Economie juridique
Condamnation à double tranchant dans la guerre des tarifs de l’ADSL
Des préjudices invoqués au titre de la publicité trompeuse…
L’opérateur de téléphonieTele2 propose depuis septembre 2006 une offre ADSL comprenant l’accès à internet à haut débit, la téléphonie fixe illimitée vers la France et certains pays et l’accès à plusieurs chaînes de télévision numérique, pour un prix mensuel forfaitaire. Les abonnés dont la ligne est éligible au dégroupage total peuvent bénéficier de cette offre sans supporter le coût de l’abonnement téléphonique auprès de l’opérateur France Télécom. Ce dernier propose une offre comprenant des services comparables, mais Tele2 estime que la communication faite pour promouvoir cette offre en masque certains aspects tarifaires, comme l’obligation de supporter le coût de l’abonnement téléphonique « classique », de manière à rendre le tarif de son offre identique à celui de l’offre de Tele2, alors que celui-ci est nettement plus élevé pour les abonnés dont la ligne est éligible au dégroupage total. Tele2 a donc saisi le tribunal de commerce de Paris pour faire constater le caractère trompeur des publicités de France Télécom, ordonner la cessation de leur diffusion et obtenir la réparation de son préjudice, chiffré à 7.080.000 €.
L’enjeu
Cette décision fait ressortir les enjeux de la justification des demandes de réparation d’une part et de la démonstration de la causalité d’autre part.

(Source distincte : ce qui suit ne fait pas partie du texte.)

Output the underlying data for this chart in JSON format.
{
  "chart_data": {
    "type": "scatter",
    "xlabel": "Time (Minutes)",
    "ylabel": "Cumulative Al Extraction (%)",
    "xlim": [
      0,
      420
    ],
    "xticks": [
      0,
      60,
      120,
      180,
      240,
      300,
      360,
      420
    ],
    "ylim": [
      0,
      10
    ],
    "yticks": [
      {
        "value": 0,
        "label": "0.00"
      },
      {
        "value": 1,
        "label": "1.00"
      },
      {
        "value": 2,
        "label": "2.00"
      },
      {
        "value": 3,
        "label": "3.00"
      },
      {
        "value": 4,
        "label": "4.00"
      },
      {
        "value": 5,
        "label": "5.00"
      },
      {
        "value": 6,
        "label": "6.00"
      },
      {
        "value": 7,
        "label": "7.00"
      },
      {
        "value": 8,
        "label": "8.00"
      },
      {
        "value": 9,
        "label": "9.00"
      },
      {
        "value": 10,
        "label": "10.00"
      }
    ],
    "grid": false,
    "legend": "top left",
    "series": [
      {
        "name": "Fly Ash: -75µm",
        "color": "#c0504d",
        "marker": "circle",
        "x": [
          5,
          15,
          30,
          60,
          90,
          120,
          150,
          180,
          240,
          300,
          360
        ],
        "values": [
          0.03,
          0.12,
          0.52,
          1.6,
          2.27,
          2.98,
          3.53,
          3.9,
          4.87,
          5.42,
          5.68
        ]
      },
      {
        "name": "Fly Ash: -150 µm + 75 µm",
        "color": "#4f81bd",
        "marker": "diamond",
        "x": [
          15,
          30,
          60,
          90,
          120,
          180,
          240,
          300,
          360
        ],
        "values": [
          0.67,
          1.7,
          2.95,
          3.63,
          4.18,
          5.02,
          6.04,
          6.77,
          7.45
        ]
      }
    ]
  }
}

Retenus par le jugement, mais en définitive non indemnisés…
Le tribunal constate en effet que les publicités de France Télécom fournissent une information incomplète, de nature à créer la confusion dans l’esprit du consommateur et à l’induire en erreur sur le prix réel de l’offre. Il considère que ces publicités sont intentionnellement trompeuses et ordonne la cessation de leur diffusion (1). La décision examine alors les demandes de réparation de Tele2 qui invoque un préjudice d’image (perte de l’image de compétitivité de ses tarifs dans l’esprit du public), et un préjudice commercial (perte de 4.000 clients). Le préjudice d’image de Tele2 n’est pas retenu car la campagne en cause ne visait pas nommément son offre, alors qu’il est valorisé à partir d’éléments sans lien avec le préjudice invoqué (une partie du montant des investissements publicitaires engagés par France Télécom). La décision estime qu’un quart des résiliations invoquées par Tele2 (dont le nombre total est justifié par une étude interne) est lié à la publicité trompeuse et, sur la base du coût de la perte d’un client évalué par Tele2, fixe son préjudice à la somme de 400.000 €. Cependant, France Télécom a formulé des demandes reconventionnelles à l’encontre de Tele2, estimant qu’une publicité comparative de Tele2 relative à la même offre ADSL est également trompeuse. Le tribunal considère que deux caractéristiques essentielles de l’offre de Tele2 ne sont pas mentionnées clairement dans cette publicité, dont le caractère trompeur est alors retenu. France Télécom invoque un préjudice d’un montant identique à celui de Tele2, soit 7.080.000 €. La décision retient le caractère dénigrant de la publicité à l’égard de celle-ci et, tout en soulignant qu’elle ne produit aucun élément justifiant l’étendue de son préjudice, fixe celui-ci à la somme de 400.000 €. Ainsi, par le jeu de la compensation des deux condamnations, ordonnée par le jugement, aucune des parties n’obtient d’indemnisation.
Les conseils
En l’espèce, même si Tele2 avait fourni un effort de justification notable (sondage, étude des résiliations, valorisation de la clientèle), elle obtient une réparation modérée pour ne pas avoir convaincu sur le lien de causalité entre la publicité trompeuse et les dommages invoqués. Son adversaire peut se satisfaire de cette décision car, il aurait pu obtenir une indemnisation symbolique pour n’avoir aucunement justifié le montant de sa demande.